Tout est vide maintenant. Il n’y a plus rien puisque tout s’est déserté. Les mariés et leurs invités qui ont laissé s’enfuir ce que contenaient les plats et les bouteilles. Il ne reste que moi, au milieu du bordel inondé de tout ce qui a été renversé au cours de la journée, puis soirée, puis nuit, puis matin...

Et là, le temps n’avance plus.

Je suis patient et surtout un peu trop ivre pour pouvoir me lever de la table qui s’est effondrée sous mon poids quand je dansais dessus. Depuis que le temps s’est arrêté, j’apprivoise les déchets et les montagnes de nappes qui m’encerclent et font de moi une icône de la déchéance et du déchet. 

Je me fais la réflexion que c’est peut-être un peu excessif de parler de déchéance. 

Il y a ma copine qui rentre dans la salle pendant que je me parle de déchéance. Je ne la connais pas depuis très longtemps... je l’aime vraiment beaucoup... elle à les cheveux très raides et blonds. Comme je suis absolument immobile, elle ne me voit pas. Elle avance à grands pas trébuchants dans la grande salle où il n’y a plus de temps. Je la vois soulever les nappes et chercher sous les chaises... Peut-être sa chaussure puisqu’il lui en manque une. Sa présence redéclenche le processus du temps. Tout d’un coup, débarque une dizaine de personnes en chemise blanche, pantalon noir. Ils viennent ici et en nombre pour détruire mon royaume de déchets aux milles odeurs et sauces. 

(La scène se déroule en accéléré)

Les tables sont débarrassées et pliées, puis les chaises, puis le sol...

J’ai l’impression d’être en plein milieu d’un champ de bataille. Et dans cet immense chahut entre le bien et le déchet, mon immobilité est parfaite. Maintenant, je suis un fauve et je fond vers l’invisible où j'aperçois ma blonde qui slalome entre les guerriers et qui se jette sur moi de tout son long. Elle rit aux éclats et me dit qu’elle me cherche depuis toujours et qu’elle m’a vu depuis là-bas et elle nous enroule dans le premier bout de nappe qu’elle trouve parce qu’elle dit qu’elle ne veut pas que les guerriers nous plient et nous rangent. Elle est marrante ma blonde toute ivre. Je la serre dans mes bras pendant qu’elle me parle de l’abri aérien que constitue la nappe qu’elle tient tendue au dessus de nous et à travers la table ou le béton armé, elle crie aux envahisseurs qu’elle ne faiblira pas, que la résistance grandit à chacun de leurs actes et que d’ailleurs, elle vient de mettre à l’abri le chef sanguinaire de la rébellion dans un abri aérien bien loin d’ici et partout à la fois. Et elle crie de plus en plus fort en rigolant et en disant: “dis leur de quoi tu es capable ! Dis leur ! “ Et moi, pendant ce temps, je décide de l’aimer à en mourir.













Ca fait une éternité



1

Comment es-tu devenu comme ça? Je ne sais pas à quel moment tu as changé mais je me rends compte ce matin que cela fait une éternité.

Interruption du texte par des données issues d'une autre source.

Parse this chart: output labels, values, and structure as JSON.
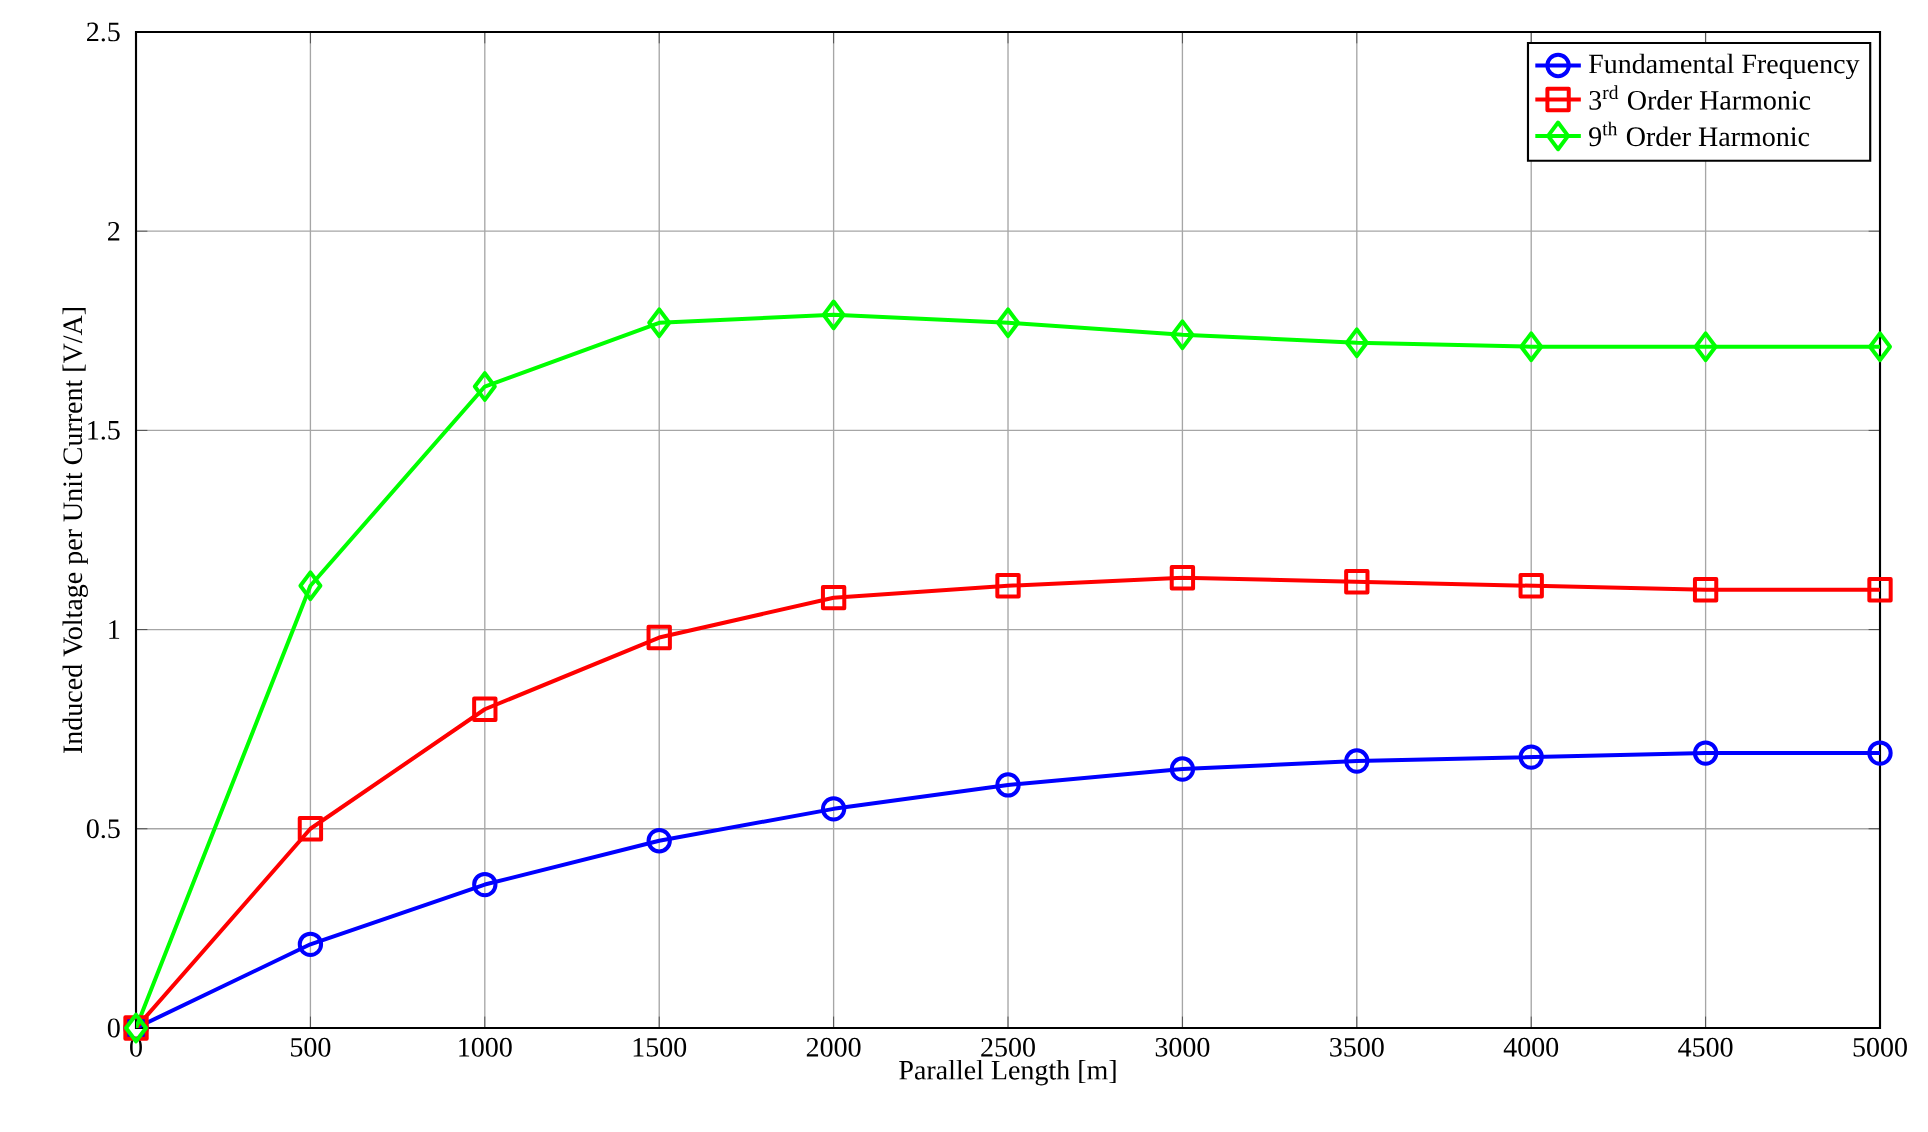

Je me demande à partir de quand tu es devenu complètement différent de ce que tu étais. A partir de quand tu as rangé tes cheveux sur le coté, tu as fais pousser une moustache dont tu t’occupes souvent et tu as accepté qu’on te vouvoie et d’autres choses comme ça qui sont un peu étranges puisque tous les deux on détestait les vieux cons comme toi.



2

Elle est dans le salon maintenant puisqu’elle ne peut plus dormir depuis qu’il s’est couché en faisant du bruit. A ce moment là, elle se souvient et trouve ça idiot, elle lui avait donné un coup de genou dans la cuisse. Elle avait visé au hasard mais espérait au minimum le ventre. Tan pis. Alors elle était allée dans le salon où elle fume depuis des heures maintenant puisqu’elle ne peut plus dormir. Elle se répète ça plusieurs fois parce que ça l’agace et elle se demande en souriant pourquoi elle avait été si violente et elle se souvient et trouve ça idiot, elle lui avait donné un coup de genou mais elle se souvient aussi que sur le moment, ce qu’elle voulait faire c’était lui écraser la gueule et massacrer son corps entier qui était coupable du bruit. Elle trouve tout ça étrange alors avant qu’il se lève définitivement, elle revisite tous les albums photo et repense à tout.


3

Quand elle sort sur le perron, elle voit qu’il ne fait aucun des deux, jour ou nuit. Elle découvre pour la première fois que les grandes tiges de mauvaise herbe coincées entre la base de la maison et les graviers blanc, portent d’immenses fleurs jaunes.

Elle sort un peu plus. Non, elle descend les marches et va sur la route pour voir la maison entourée de toute les fleurs. Elle sont si jaunes que tous les alentours bleuissent. Et ses mains aussi. Marie regarde ses mains et elles sont bleues.

Petit à petit, le bleu passe et tout redevient gris et blanc mais comme les fleurs continuent d’attirer toute la lumière, le jour se lève rapidement.

Pendant que la lumière la réchauffe, elle reste sur la route pour écouter le silence absolu et voir ce qui s’y passe.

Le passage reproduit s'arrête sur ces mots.